Berlin scholar Verena Lepper comes out trumps with €1.5 million ERC Starting Grant for research at the Papyrus Collection on Elephantine, the island in the river Nile

30.12.2014
Neues Museum

Prof. Dr. Verena Lepper, Egyptologist and orientalist, has secured one of the most important grants available in the world of academic research, the European Research Council (ERC) Starting Grant. Lepper now has at her disposal, for the next five years, a total of €1.5 million for her research proposal: 'Localizing 4000 Years of Cultural History - Texts and Scripts from the Island of Elephantine in Egypt'. Lepper has been curator of Egyptian and Oriental papyri at the Ägyptisches Museum und Papyrussammlung since 2008, where her research project is also based.

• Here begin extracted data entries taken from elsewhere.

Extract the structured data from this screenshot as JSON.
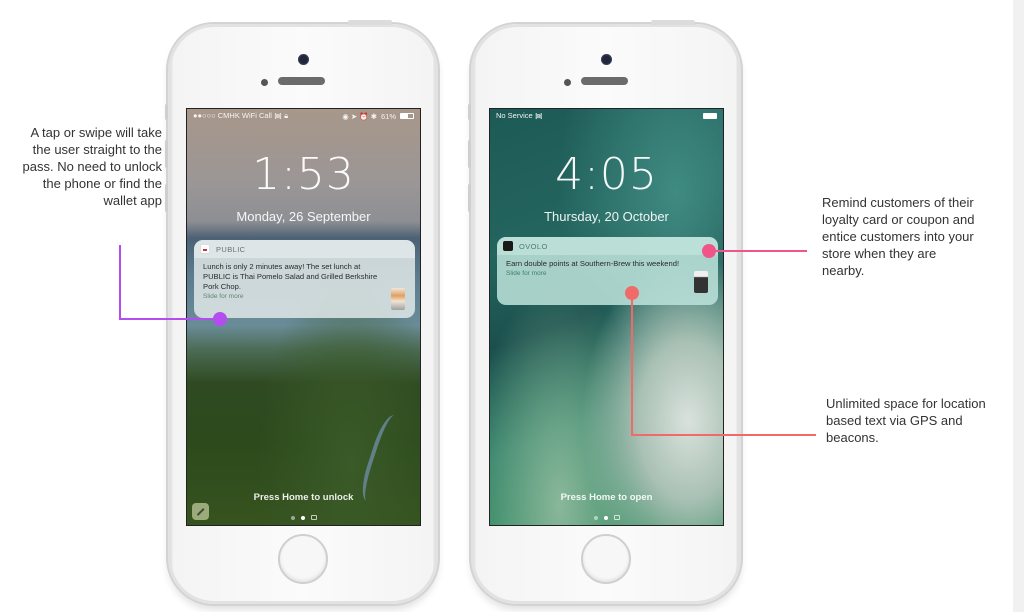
{
  "callouts": {
    "left": "A tap or swipe will take the user straight to the pass. No need to unlock the phone or find the wallet app",
    "right_top": "Remind customers of their loyalty card or coupon and entice customers into your store when they are nearby.",
    "right_bottom": "Unlimited space for location based text via GPS and beacons."
  },
  "colors": {
    "purple_marker": "#b44df0",
    "pink_marker": "#f0558a",
    "coral_marker": "#f06a6a"
  },
  "phones": [
    {
      "status": {
        "carrier": "●●○○○ CMHK WiFi Call",
        "wifi_icon": "wifi-icon",
        "lock_icon": "lock-icon",
        "right_icons": "◉ ➤ ⏰ ✱",
        "battery_text": "61%",
        "battery_level": 0.61
      },
      "time": "1:53",
      "date": "Monday, 26 September",
      "notification": {
        "app": "PUBLIC",
        "body": "Lunch is only 2 minutes away! The set lunch at PUBLIC is Thai Pomelo Salad and Grilled Berkshire Pork Chop.",
        "more": "Slide for more"
      },
      "bottom_text": "Press Home to unlock"
    },
    {
      "status": {
        "carrier": "No Service",
        "wifi_icon": "wifi-icon",
        "battery_level": 1.0
      },
      "time": "4:05",
      "date": "Thursday, 20 October",
      "notification": {
        "app": "OVOLO",
        "body": "Earn double points at Southern-Brew this weekend!",
        "more": "Slide for more"
      },
      "bottom_text": "Press Home to open"
    }
  ]
}
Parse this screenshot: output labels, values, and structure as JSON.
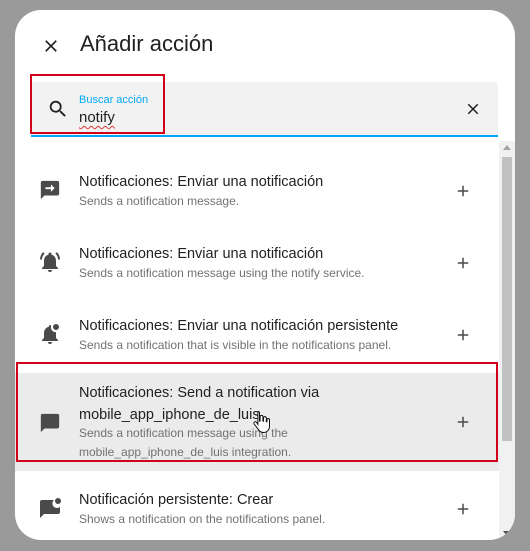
{
  "dialog": {
    "title": "Añadir acción"
  },
  "search": {
    "label": "Buscar acción",
    "value": "notify"
  },
  "items": [
    {
      "title": "Notificaciones: Enviar una notificación",
      "subtitle": "Sends a notification message.",
      "icon": "message-arrow-icon"
    },
    {
      "title": "Notificaciones: Enviar una notificación",
      "subtitle": "Sends a notification message using the notify service.",
      "icon": "bell-ring-icon"
    },
    {
      "title": "Notificaciones: Enviar una notificación persistente",
      "subtitle": "Sends a notification that is visible in the notifications panel.",
      "icon": "bell-badge-icon"
    },
    {
      "title": "Notificaciones: Send a notification via mobile_app_iphone_de_luis",
      "subtitle": "Sends a notification message using the mobile_app_iphone_de_luis integration.",
      "icon": "message-icon"
    },
    {
      "title": "Notificación persistente: Crear",
      "subtitle": "Shows a notification on the notifications panel.",
      "icon": "message-badge-icon"
    }
  ],
  "colors": {
    "accent": "#03a9f4",
    "highlight": "#d0021b",
    "icon": "#4a4a4a"
  }
}
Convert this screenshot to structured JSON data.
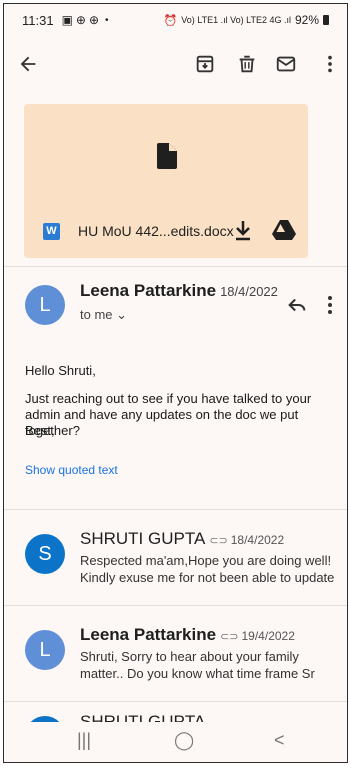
{
  "status": {
    "time": "11:31",
    "left_icons": [
      "gallery-icon",
      "game-icon",
      "game-icon-2"
    ],
    "dot": "•",
    "right_text": "Vo) LTE1 .ıl Vo) LTE2 4G .ıl",
    "battery": "92%"
  },
  "toolbar": {
    "back": "back-arrow-icon",
    "archive": "archive-icon",
    "delete": "delete-icon",
    "mail": "mail-icon",
    "more": "more-vert-icon"
  },
  "attachment": {
    "type_badge": "W",
    "file_name": "HU MoU 442...edits.docx",
    "download": "download-icon",
    "drive": "drive-icon"
  },
  "message": {
    "avatar_letter": "L",
    "sender": "Leena Pattarkine",
    "date": "18/4/2022",
    "to": "to me ⌄",
    "greeting": "Hello Shruti,",
    "body": "Just reaching out to see if you have talked to your admin and have any updates on the doc we put together?",
    "signoff": "Best,",
    "show_quoted": "Show quoted text"
  },
  "thread": [
    {
      "avatar_letter": "S",
      "sender": "SHRUTI GUPTA",
      "date": "18/4/2022",
      "snippet_line1": "Respected ma'am,Hope you are doing well!",
      "snippet_line2": "Kindly exuse me for not been able to update"
    },
    {
      "avatar_letter": "L",
      "sender": "Leena Pattarkine",
      "date": "19/4/2022",
      "snippet_line1": "Shruti, Sorry to hear about your family",
      "snippet_line2": "matter.. Do you know what time frame Sr"
    },
    {
      "avatar_letter": "S",
      "sender": "SHRUTI GUPTA",
      "date": ""
    }
  ],
  "nav": {
    "recents": "|||",
    "home": "◯",
    "back": "<"
  }
}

Her project aims to investigate the 4000-year cultural history of the Egyptian river island of Elephantine. There is hardly another Egyptian settlement that is so well documented. Numerous written documents have survived, ranging in date from the time of the Old Kingdom to after the Arab conquest. Due in part to the multi-ethnic and multi-religious composition of the local population, these textual sources were written in ten different languages and scripts, including hieroglyphs, hieratic, demotic, Aramaic, Greek, Coptic, and Arabic. The several thousand papyri and manuscripts from Elephantine in existence today are preserved at over 60 institutions in Europe and beyond. About 80 percent of them are currently unresearched and unpublished.

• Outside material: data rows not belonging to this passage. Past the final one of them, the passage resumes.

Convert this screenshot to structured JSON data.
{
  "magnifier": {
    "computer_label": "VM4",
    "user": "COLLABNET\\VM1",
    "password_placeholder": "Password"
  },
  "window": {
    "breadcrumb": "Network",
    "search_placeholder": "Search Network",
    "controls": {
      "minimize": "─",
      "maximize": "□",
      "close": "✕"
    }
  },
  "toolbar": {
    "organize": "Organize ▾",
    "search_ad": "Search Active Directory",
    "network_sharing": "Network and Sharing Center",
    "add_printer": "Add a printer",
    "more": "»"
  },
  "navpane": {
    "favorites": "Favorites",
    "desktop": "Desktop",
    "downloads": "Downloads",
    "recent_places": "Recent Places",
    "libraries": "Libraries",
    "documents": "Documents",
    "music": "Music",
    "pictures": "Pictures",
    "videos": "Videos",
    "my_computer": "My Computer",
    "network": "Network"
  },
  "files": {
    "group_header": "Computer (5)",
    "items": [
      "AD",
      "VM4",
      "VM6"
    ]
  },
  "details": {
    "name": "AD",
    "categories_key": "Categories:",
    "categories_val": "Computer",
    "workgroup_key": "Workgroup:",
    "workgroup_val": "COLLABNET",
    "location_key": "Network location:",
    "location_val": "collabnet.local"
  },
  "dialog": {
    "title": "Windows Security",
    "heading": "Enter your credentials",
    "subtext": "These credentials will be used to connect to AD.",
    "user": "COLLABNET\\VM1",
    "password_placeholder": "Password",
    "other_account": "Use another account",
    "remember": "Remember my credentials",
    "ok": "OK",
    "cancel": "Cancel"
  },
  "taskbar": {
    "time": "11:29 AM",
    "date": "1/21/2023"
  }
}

Verena Lepper can understand 15 languages, including all those used in texts found on the island of Elephantine. Lepper was born in 1973 in the Rhineland and studied Egyptology and Semitic and Christian Oriental studies in Tübingen, Bonn, Cologne, and Oxford. She completed her doctoral studies in Egyptology and Semitic studies at Friedrich-Wilhelms-University in Bonn and at Harvard University. Prior to her role as a curator at the Ägyptisches Museum und Papyrussammlung in Berlin, she worked as a postdoctoral fellow at Harvard. She currently teaches Egyptology at Freie Universität Berlin and has held an honorary professorship at Humboldt-Universität zu Berlin since 2013.